Thursday, June 01, 2006

Villanelle

This form is one I've tried more often than any other fixed form, maybe because the repeated lines suggest the sort of obsessiveness that poetry necessarily involves, for me. The problem is: how can you write lines that are meaningful yet versatile enough to last the whole poem? My solution here is to write on a pretty universal and recognizeable topic: lost or unrequited love. The two repeated lines are a bit ambiguous, and suggest the sort of ambivalent mood of a half-regretful, half-nostalgic speaker, looking back on mistakes and missed opportunities with a mixture of regret and irony.


Villanelle for the Headstrong and Heartbroken

How can you grieve for what you hardly needed?
It’s much too late. Just lose and let it be.
You never know which way the heart was headed.

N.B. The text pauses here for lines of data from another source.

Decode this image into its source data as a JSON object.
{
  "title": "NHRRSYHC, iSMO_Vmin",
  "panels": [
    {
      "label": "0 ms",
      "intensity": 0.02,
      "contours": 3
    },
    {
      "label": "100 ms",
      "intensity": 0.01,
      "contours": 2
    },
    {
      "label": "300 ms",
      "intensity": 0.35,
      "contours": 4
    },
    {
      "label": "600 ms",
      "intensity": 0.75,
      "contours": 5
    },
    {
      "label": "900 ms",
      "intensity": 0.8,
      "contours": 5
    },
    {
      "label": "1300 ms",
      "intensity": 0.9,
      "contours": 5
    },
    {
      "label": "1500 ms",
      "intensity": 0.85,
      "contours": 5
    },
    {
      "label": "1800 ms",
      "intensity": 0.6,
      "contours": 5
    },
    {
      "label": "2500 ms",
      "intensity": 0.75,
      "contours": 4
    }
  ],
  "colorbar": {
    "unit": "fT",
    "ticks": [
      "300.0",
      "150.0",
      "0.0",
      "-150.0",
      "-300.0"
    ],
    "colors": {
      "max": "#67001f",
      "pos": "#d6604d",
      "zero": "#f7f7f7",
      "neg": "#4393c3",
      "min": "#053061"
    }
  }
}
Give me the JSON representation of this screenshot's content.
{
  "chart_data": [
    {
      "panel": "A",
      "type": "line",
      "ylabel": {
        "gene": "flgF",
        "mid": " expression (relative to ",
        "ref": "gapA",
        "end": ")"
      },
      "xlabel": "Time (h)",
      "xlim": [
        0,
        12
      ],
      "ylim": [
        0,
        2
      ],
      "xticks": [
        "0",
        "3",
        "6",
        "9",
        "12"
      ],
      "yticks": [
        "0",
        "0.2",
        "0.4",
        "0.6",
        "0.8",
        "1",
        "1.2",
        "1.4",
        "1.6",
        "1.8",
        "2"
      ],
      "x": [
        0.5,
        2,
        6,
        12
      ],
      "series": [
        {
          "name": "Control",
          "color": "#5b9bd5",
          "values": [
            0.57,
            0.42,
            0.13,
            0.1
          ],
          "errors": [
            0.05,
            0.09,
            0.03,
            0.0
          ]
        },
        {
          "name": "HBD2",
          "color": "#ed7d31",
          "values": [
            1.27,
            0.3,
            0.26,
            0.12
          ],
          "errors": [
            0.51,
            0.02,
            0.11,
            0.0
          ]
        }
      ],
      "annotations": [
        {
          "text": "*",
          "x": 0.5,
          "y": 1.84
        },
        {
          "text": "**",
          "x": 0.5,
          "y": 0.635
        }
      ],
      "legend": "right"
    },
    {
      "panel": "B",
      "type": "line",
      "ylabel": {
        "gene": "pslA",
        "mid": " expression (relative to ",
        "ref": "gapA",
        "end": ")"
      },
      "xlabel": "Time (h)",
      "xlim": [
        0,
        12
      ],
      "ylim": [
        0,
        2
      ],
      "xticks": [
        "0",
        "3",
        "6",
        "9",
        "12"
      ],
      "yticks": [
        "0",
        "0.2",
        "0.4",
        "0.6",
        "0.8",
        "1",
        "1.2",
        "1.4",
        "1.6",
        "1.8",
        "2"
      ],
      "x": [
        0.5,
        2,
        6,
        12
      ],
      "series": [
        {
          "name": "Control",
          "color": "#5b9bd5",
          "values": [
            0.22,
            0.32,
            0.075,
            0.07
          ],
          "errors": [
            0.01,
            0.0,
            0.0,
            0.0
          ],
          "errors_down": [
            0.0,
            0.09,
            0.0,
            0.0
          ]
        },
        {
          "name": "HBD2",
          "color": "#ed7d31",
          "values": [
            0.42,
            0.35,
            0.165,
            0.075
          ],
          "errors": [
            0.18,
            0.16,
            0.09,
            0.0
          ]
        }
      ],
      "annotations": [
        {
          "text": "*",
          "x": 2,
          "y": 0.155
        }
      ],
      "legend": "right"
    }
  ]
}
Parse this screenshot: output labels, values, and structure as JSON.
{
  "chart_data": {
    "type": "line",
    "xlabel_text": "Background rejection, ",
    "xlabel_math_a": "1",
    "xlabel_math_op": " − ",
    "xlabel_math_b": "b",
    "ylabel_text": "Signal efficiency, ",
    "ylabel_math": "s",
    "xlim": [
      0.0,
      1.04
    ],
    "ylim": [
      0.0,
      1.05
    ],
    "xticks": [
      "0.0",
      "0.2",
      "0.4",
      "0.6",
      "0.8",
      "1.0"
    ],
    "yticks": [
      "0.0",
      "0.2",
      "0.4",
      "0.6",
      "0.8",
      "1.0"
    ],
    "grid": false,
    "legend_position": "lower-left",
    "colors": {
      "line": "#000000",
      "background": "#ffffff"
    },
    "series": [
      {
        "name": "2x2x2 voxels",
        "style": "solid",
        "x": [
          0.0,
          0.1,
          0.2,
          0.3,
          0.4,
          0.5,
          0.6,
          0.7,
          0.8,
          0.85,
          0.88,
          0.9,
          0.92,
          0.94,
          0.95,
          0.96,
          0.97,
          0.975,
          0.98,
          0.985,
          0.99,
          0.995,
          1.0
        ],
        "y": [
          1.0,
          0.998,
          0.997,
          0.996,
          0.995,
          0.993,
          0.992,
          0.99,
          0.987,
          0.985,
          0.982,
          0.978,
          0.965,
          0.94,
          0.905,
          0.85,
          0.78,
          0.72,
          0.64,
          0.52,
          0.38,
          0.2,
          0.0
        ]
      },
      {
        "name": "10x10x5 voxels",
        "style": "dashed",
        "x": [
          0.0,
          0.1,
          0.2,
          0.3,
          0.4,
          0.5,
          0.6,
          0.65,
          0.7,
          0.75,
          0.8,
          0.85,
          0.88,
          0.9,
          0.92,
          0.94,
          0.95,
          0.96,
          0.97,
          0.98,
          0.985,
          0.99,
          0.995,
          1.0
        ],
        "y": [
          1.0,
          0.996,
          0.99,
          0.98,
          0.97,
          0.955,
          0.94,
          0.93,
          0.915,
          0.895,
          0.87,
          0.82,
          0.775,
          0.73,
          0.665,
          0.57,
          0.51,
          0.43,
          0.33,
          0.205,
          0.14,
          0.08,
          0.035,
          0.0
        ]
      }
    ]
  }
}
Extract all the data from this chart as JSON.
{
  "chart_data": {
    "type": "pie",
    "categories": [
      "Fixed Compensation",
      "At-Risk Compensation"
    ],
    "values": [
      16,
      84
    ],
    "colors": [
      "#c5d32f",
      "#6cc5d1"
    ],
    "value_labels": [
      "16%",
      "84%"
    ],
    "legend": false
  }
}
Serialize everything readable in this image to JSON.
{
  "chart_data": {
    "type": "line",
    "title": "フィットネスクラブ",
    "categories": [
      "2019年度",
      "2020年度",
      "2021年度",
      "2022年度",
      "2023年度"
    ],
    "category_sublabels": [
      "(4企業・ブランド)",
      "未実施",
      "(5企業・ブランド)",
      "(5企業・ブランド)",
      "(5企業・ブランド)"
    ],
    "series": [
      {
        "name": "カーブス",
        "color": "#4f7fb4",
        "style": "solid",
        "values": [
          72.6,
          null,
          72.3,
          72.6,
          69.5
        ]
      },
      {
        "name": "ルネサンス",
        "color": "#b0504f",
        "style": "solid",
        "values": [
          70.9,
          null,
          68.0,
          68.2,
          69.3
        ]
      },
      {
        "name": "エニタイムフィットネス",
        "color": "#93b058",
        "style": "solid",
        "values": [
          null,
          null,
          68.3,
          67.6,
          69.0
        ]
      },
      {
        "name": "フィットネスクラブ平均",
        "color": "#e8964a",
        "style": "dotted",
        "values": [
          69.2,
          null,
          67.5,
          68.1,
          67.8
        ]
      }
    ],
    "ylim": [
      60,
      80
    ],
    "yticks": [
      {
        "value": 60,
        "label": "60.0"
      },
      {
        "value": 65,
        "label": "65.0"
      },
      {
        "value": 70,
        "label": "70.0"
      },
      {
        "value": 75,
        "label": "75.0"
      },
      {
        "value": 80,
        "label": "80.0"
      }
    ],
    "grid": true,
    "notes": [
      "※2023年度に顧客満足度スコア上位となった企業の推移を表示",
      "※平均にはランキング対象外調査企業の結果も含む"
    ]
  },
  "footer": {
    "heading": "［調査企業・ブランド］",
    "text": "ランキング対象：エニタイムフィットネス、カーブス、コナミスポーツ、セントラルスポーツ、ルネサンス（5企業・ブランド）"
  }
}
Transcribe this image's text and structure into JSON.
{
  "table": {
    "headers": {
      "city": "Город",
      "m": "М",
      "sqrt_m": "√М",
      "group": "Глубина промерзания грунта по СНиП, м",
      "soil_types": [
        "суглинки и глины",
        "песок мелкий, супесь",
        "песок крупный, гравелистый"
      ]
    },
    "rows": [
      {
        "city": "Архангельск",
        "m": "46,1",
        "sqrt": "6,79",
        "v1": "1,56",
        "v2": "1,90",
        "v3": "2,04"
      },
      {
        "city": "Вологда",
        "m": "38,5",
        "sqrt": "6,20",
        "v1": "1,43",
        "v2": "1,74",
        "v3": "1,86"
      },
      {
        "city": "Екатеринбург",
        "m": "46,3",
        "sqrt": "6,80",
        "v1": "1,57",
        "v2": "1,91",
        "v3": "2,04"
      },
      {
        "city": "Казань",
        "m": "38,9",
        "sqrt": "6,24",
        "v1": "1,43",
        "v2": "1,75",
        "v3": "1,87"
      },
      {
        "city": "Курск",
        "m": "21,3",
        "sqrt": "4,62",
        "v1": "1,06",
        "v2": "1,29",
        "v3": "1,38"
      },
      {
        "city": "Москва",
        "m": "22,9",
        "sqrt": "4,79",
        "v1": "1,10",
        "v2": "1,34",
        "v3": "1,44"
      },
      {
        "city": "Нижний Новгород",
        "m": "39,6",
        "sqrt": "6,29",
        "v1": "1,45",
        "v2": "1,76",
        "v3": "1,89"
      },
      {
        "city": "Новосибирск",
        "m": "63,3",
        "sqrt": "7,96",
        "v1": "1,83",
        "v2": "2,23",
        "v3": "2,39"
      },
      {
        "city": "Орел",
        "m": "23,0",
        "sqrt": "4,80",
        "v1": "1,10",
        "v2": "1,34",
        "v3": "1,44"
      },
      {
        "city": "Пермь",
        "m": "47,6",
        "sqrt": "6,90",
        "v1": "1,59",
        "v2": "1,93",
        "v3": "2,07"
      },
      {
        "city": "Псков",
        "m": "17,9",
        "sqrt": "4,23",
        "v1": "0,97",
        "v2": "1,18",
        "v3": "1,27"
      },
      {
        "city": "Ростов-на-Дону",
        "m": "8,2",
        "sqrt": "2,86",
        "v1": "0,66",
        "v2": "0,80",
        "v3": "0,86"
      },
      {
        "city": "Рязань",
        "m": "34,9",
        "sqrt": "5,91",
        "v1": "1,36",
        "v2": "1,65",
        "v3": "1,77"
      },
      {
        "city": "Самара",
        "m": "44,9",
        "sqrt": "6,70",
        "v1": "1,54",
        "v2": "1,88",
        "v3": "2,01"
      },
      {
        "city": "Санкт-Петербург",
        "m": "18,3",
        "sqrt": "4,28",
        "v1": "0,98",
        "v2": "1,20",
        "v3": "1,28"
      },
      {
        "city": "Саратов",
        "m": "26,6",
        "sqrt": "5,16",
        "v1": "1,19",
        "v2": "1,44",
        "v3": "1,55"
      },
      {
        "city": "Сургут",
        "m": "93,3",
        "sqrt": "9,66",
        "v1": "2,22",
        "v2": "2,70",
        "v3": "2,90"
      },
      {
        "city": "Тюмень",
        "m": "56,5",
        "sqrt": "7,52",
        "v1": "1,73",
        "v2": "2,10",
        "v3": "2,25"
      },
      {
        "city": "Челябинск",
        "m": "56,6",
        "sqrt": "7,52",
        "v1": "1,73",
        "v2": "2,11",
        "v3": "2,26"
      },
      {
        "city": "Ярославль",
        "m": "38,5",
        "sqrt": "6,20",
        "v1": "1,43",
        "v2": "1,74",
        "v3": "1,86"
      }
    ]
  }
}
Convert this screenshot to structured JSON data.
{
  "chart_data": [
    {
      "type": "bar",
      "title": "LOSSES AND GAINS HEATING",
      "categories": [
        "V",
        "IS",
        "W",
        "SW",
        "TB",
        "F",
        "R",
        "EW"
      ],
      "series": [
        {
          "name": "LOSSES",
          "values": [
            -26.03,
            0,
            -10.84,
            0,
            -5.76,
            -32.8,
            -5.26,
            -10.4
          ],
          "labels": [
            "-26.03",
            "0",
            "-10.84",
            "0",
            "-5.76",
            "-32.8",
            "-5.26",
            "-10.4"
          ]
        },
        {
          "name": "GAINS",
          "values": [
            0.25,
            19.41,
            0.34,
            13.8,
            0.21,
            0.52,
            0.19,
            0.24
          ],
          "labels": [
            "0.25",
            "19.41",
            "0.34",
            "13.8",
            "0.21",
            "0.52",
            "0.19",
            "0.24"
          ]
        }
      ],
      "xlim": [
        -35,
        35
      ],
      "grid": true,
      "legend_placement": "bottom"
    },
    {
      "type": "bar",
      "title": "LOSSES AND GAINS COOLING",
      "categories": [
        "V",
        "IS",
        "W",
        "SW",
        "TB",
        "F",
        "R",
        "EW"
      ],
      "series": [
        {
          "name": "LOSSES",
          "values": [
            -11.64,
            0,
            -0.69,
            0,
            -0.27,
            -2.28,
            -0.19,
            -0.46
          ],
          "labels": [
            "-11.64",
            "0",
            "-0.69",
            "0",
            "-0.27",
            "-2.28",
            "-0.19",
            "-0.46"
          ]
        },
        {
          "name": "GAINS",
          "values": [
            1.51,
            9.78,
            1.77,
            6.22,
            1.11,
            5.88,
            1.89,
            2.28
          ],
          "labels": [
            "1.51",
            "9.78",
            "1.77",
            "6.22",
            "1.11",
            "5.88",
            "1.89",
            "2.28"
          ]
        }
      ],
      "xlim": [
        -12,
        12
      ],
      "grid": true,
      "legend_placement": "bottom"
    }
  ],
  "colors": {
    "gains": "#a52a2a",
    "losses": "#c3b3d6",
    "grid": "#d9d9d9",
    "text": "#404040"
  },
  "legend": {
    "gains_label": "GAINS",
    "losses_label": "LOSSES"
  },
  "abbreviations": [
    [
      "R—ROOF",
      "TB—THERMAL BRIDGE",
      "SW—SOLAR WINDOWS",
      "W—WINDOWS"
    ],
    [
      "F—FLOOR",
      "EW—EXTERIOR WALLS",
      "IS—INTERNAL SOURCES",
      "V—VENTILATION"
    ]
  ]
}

Some good advice was not meant to be heeded.
I wouldn’t show the world my jealousy.
How can you grieve for what you hardly needed?

I almost thought that we must be related—
Resemblance was the only thing to see;
You never know which way the heart was headed.

To give myself was to become depleted;
My love was always more than intimacy.
How can you grieve for what you hardly needed?

Fighting for you, I might have been defeated,
Or worse yet, made to woo an enemy.
You never know which way the heart was headed.

Despite it all, our lives might have been wedded
One afternoon, when you asked after me.
How can you grieve for what you hardly needed?
You never know which way the heart was headed.


Does the mixed usage of "you" (meaning both everyone, and the significant other) confuse irreparably? It's something I tend to do a lot, and can find no way around. Here I like the way it gives the option of having the last lines addressed to her, not just to the ether, or to myself. But I'm not sure the situation is clear enough to the reader.